BF Skinner's experiments on conditioning in the 60's determined that being unpredictably rewarded results in the highest level of behavior for the conditioned response. So EA's goal here is to unpredictably reward wins to maximize the desired outcome of gamers continuing to play and therefore continuing to spend. Many FIFA players will attest to the idea of "momentum" where your wins are chunked together followed by a series of losses. Of course player skill has a large impact on outcome, but to some extent there is a feeling that certain players simply move faster or are more accurate during these winning streaks. With the sheer number of variables that can be pulled or slightly manipulated during a game, the games' manipulation would be very subtle.
Lagging rewards the lagger
Most online matches in FIFA are one-on-one. Instead of a server determining game speed as in FPS and most other competitive online games, EA FIFA will slow down the game speed to the level of the player with the slowest Internet speed. In an online game like FPS, lag is a severe handicap: from the perspective of the lagger, you won't even see the player that kills you until you're already respawning. But in FIFA, the game speed itself will slow down or speed up based on the least reliable connection. As a result, the experience even for a player with fast connection is a slow-motion game, at times randomly speeding up or having input lag due to the slower connection.

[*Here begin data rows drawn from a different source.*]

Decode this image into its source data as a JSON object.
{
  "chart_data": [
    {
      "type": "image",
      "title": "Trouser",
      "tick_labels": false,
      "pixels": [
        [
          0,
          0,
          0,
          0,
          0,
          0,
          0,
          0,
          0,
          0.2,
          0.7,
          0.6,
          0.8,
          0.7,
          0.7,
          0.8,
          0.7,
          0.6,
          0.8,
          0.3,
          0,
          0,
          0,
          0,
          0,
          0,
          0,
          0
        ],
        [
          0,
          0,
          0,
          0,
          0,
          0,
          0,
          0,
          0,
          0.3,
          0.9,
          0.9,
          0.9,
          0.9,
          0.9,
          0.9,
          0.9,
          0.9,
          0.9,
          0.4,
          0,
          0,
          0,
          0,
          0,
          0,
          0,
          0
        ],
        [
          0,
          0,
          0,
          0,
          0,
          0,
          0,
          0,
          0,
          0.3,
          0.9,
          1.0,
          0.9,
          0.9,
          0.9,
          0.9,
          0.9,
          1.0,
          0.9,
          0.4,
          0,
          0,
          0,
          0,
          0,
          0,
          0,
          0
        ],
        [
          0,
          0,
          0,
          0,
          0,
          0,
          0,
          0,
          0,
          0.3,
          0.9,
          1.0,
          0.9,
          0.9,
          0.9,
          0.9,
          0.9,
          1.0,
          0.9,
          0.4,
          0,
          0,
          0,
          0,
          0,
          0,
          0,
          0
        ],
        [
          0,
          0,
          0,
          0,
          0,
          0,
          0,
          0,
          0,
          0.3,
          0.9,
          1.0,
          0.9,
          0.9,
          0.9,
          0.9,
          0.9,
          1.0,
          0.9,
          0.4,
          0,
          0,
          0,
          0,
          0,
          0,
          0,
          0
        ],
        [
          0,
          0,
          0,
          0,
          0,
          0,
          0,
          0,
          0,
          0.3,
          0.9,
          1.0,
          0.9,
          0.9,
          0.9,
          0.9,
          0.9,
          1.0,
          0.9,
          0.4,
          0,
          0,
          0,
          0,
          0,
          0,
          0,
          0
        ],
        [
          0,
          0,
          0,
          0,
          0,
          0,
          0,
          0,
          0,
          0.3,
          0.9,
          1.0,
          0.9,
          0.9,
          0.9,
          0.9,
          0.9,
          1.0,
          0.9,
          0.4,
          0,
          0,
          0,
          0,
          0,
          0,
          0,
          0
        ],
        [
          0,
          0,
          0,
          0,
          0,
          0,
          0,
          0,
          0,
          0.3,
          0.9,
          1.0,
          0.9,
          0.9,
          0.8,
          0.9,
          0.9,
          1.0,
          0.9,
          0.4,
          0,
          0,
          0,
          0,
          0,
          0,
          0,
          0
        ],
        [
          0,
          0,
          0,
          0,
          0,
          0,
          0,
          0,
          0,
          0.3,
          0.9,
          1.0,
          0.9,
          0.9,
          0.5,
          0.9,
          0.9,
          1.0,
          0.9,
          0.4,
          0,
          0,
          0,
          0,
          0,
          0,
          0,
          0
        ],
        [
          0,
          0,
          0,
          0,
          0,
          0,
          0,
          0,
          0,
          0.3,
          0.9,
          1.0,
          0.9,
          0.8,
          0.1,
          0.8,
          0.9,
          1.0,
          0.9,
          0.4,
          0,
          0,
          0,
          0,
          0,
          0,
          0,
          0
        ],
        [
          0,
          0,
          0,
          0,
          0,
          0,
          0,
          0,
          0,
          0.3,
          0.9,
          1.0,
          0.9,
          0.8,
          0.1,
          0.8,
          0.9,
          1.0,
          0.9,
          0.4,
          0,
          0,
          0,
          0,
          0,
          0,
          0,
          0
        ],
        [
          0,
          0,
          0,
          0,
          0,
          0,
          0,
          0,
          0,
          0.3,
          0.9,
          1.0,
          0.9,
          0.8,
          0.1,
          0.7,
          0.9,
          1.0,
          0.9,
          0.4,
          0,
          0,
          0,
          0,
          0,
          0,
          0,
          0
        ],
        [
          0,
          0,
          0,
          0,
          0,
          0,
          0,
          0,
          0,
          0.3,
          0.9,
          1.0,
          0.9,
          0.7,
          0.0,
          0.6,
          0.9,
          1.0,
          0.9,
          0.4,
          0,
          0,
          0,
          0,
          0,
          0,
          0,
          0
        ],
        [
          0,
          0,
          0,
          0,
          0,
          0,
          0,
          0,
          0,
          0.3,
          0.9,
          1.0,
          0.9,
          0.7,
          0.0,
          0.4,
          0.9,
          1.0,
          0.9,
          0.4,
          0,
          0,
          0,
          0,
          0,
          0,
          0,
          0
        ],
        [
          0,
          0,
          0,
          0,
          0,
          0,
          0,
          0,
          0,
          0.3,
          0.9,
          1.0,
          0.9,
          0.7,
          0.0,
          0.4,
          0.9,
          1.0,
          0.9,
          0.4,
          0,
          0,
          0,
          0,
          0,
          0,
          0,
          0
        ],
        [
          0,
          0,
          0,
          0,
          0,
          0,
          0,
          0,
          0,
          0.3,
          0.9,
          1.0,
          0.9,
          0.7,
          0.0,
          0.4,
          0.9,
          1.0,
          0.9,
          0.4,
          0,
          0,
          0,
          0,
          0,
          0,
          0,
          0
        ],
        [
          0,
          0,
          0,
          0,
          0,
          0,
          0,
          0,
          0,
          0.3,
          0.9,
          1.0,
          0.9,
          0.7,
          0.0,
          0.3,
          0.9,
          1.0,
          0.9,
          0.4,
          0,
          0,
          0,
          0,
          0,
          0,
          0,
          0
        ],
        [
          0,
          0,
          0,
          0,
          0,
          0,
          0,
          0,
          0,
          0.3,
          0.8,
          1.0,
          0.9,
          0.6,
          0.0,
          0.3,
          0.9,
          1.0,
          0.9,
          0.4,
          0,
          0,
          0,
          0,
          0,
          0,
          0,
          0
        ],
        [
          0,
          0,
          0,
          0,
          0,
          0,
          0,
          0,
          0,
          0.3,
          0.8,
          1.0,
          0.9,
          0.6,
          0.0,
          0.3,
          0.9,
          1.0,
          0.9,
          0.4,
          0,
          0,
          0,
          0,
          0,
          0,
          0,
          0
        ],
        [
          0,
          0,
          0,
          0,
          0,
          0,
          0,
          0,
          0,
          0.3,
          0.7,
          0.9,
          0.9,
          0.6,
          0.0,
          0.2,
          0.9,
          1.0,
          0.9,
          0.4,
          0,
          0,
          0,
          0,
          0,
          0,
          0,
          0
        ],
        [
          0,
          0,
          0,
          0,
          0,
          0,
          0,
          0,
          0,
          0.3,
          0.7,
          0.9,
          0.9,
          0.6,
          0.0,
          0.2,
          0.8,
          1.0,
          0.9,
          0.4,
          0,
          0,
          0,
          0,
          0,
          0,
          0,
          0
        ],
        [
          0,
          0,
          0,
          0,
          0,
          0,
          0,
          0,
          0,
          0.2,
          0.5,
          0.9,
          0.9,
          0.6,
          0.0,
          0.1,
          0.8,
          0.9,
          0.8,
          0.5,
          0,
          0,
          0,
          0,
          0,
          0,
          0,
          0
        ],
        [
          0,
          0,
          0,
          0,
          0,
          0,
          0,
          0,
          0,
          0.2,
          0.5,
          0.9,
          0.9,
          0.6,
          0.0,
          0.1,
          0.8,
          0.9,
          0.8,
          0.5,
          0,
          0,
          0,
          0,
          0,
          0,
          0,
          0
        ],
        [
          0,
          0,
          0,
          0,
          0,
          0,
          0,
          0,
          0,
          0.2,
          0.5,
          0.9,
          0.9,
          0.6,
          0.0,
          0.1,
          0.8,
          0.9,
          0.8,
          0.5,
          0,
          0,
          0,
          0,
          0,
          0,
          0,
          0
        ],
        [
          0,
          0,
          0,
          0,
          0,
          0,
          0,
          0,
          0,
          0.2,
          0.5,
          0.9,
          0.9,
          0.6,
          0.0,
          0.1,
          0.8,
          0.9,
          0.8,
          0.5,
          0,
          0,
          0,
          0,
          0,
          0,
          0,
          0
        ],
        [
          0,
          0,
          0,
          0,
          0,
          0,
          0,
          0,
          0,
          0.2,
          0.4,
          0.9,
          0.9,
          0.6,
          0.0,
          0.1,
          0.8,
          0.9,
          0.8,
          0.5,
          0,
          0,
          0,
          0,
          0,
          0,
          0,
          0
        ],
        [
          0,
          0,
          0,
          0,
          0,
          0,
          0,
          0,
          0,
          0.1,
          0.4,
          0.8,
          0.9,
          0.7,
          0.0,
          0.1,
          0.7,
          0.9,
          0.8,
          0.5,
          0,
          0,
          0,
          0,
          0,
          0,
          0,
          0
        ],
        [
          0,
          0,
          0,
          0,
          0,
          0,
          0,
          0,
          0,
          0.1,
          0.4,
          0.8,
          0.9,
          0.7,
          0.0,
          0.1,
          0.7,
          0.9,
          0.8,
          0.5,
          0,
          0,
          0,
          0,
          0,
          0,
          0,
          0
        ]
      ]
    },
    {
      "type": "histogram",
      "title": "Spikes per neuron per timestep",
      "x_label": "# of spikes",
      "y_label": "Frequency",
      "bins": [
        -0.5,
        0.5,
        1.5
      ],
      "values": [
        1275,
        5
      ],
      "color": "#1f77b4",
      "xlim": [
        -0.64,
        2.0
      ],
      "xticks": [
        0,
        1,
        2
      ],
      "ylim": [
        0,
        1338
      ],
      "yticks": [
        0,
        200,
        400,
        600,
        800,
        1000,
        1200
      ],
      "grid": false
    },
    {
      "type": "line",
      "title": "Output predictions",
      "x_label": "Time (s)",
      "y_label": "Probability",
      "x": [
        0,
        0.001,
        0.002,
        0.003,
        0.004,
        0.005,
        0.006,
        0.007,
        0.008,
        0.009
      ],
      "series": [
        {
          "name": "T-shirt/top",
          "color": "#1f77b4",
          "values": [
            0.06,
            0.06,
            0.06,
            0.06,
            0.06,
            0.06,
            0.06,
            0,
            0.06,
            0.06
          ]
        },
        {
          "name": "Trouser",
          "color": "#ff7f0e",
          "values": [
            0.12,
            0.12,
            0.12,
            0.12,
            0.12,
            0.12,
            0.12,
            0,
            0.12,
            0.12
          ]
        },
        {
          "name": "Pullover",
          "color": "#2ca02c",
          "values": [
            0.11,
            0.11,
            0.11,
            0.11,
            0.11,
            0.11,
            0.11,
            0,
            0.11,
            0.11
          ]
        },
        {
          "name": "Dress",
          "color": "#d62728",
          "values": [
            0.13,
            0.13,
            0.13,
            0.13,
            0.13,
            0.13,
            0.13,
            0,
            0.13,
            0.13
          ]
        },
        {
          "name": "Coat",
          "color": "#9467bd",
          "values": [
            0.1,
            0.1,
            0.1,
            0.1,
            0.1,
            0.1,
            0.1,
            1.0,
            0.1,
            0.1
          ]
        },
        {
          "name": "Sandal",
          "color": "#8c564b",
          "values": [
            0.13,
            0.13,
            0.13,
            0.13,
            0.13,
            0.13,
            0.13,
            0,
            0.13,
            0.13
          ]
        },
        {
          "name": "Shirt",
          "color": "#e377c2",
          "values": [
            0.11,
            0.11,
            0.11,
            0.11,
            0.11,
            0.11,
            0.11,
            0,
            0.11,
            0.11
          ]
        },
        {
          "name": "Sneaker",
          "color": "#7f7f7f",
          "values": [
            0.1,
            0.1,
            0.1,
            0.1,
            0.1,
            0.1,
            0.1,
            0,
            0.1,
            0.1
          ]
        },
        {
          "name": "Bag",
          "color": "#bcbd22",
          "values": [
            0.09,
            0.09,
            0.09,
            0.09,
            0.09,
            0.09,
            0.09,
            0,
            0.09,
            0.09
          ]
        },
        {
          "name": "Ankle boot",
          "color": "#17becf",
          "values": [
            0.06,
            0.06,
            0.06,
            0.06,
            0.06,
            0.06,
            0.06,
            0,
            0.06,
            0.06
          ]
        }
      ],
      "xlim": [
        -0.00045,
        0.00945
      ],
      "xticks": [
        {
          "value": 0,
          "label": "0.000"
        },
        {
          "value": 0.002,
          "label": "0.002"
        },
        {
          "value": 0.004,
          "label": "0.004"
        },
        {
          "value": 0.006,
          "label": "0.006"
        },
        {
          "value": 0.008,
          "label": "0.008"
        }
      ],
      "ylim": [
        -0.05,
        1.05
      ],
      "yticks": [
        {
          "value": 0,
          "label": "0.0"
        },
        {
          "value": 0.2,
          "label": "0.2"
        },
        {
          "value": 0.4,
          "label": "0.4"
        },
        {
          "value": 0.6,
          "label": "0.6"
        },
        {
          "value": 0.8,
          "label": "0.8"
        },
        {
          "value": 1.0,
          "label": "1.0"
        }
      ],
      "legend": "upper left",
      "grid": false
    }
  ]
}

Which player does this benefit? The one with the most experience playing games at that speed! If you're used to playing the game at full speed you will be thrown off by extremely varying spikes of slow and fast gameplay. If you have gotten used to this kind of play due to a poor connection, you've trained in a completely different game essentially, one that you force onto the other player with less experience in it.
There's a more insidious side to this: there have been whispers in the FIFA community of gamers who specifically throttle their FIFA connections to play this way and gain an advantage. I haven't found proof of this, but from my experience this would be an effective way to gain a slight upper hand in every online match.
Pacing rewards annoying opponents
This is more frequent at lower levels of play, but you'll see a specific type of player in FIFA pretty often: the kind who abuses pace and simply runs down the side with their fastest player on every possession. There are pretty effective ways to shut this kind of player down but it results in repetitive defense that is simply boring. The worst part is when you miss a tackle and Messi or Salah gets through after the twelth attempt by your opponent to pace through your defense. After a defeat like this you get the feeling that the game is much less about actual player skill than it should be.
I love the feeling of getting a difficult win in FIFA online, and I've sunk more hours into the game than I care to admit here. But there are certainly frustrating issues with the game, some of which I've outlined here and some that are more generic to the big AAA online games like loot boxes. I like FIFA, but some of these issues are ones that have a clear motive by EA to optimize for things which are great for their bottom line but terrible for the average user.